Treatment / Management
Cardiovascular, Kidney disease
To assess the association between anticoagulation, ischaemic stroke, gastrointestinal and cerebral haemorrhage, and all cause mortality in older people with atrial fibrillation and chronic kidney disease.
Propensity matched, population based, retrospective cohort analysis from January 2006 through December 2016.
The Royal College of General Practitioners Research and Surveillance Centre database population of almost 2.73 million patients from 110 general practices across England and Wales.
Patients aged 65 years and over with a new diagnosis of atrial fibrillation and estimated glomerular filtration rate (eGFR) of <50 mL/min/1.73m, calculated using the chronic kidney disease epidemiology collaboration creatinine equation. Patients with a previous diagnosis of atrial fibrillation or receiving anticoagulation in the preceding 120 days were excluded, as were patients requiring dialysis and recipients of renal transplants.
Receipt of an anticoagulant prescription within 60 days of atrial fibrillation diagnosis.
MAIN OUTCOME MEASURES
Ischaemic stroke, cerebral or gastrointestinal haemorrhage, and all cause mortality.
6977 patients with chronic kidney disease and newly diagnosed atrial fibrillation were identified, of whom 2434 were on anticoagulants within 60 days of diagnosis and 4543 were not. 2434 pairs were matched using propensity scores by exposure to anticoagulant or none and followed for a median of 506 days. The crude rates for ischaemic stroke and haemorrhage were 4.6 and 1.2 after taking anticoagulants and 1.5 and 0.4 in patients who were not taking anticoagulant per 100 person years, respectively. The hazard ratios for ischaemic stroke, haemorrhage, and all cause mortality for those on anticoagulants were 2.60 (95% confidence interval 2.00 to 3.38), 2.42 (1.44 to 4.05), and 0.82 (0.74 to 0.91) compared with those who received no anticoagulation.
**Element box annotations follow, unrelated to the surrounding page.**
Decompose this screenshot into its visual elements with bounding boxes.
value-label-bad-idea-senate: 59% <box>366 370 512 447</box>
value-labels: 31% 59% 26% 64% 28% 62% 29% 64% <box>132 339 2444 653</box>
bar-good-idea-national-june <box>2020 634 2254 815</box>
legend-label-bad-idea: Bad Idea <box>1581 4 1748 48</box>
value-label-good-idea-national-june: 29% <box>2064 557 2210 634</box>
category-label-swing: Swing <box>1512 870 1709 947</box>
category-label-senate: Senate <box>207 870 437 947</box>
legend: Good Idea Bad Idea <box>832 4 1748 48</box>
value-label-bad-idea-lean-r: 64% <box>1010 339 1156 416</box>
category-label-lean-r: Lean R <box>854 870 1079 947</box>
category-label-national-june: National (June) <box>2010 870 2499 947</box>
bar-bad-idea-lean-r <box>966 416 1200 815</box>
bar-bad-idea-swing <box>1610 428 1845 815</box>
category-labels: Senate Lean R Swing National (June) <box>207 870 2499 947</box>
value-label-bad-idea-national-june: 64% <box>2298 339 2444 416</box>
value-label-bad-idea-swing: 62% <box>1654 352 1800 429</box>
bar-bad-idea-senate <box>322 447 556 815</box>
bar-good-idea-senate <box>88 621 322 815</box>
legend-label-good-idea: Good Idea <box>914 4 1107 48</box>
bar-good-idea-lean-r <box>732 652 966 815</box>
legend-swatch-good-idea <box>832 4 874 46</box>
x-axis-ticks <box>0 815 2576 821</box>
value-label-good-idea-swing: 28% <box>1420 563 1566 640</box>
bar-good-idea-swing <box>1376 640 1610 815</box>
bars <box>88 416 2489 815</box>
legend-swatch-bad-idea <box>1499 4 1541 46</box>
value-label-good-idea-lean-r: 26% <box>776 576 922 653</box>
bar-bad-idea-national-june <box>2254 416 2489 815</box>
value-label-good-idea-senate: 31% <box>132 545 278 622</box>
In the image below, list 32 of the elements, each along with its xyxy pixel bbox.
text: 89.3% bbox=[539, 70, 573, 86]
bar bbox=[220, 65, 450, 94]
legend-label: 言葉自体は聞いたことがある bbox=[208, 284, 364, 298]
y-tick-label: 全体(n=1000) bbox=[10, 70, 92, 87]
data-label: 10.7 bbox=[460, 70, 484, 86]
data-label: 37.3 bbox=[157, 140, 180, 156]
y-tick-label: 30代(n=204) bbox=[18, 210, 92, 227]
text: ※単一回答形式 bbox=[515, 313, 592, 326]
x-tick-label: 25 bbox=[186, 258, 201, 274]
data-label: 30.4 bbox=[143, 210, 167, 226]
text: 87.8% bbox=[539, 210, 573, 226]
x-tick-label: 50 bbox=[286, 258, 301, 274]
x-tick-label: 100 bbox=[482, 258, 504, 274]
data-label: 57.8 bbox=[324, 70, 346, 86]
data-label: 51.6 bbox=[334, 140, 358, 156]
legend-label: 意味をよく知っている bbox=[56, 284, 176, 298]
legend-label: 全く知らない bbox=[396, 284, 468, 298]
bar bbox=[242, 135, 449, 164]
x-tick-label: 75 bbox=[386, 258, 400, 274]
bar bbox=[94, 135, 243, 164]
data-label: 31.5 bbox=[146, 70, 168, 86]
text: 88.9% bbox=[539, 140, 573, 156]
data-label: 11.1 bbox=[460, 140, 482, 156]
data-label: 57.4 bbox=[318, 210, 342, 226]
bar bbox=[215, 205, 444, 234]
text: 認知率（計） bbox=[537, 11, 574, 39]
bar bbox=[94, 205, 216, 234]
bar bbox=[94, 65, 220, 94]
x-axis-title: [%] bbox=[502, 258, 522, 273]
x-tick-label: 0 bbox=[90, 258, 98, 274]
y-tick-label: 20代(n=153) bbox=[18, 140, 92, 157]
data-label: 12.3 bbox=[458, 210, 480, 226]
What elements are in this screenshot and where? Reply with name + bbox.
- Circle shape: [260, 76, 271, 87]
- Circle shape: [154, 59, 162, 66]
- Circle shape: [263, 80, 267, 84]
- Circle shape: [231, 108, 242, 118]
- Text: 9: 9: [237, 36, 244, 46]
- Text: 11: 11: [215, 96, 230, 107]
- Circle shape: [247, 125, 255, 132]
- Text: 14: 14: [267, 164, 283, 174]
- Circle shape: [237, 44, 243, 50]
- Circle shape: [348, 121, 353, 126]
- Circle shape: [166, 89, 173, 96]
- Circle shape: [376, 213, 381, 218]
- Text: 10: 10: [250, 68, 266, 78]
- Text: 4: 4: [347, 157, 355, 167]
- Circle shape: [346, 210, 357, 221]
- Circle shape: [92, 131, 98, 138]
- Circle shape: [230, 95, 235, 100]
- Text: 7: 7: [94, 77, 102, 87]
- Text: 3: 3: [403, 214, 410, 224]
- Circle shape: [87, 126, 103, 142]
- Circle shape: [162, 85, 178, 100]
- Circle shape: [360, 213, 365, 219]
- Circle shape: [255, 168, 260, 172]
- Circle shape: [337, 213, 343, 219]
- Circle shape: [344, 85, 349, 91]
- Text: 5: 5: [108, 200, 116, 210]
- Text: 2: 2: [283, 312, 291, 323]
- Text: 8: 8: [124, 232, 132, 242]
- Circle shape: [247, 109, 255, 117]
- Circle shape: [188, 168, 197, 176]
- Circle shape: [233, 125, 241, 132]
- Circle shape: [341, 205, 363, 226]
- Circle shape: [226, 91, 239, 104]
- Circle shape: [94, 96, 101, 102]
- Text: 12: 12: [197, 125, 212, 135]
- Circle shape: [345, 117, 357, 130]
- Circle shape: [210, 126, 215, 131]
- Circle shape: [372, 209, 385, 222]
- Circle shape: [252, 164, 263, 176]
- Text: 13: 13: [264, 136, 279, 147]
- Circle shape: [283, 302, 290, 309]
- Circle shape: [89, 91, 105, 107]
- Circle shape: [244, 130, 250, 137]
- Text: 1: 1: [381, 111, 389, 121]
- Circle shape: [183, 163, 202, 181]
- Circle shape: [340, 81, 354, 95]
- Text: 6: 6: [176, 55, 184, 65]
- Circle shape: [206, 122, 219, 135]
Giving anticoagulants to older people with concomitant atrial fibrillation and chronic kidney disease was associated with an increased rate of ischaemic stroke and haemorrhage but a paradoxical lowered rate of all cause mortality. Careful consideration should be given before starting anticoagulants in older people with chronic kidney disease who develop atrial fibrillation. There remains an urgent need for adequately powered randomised trials in this population to explore these findings and to provide clarity on correct clinical management.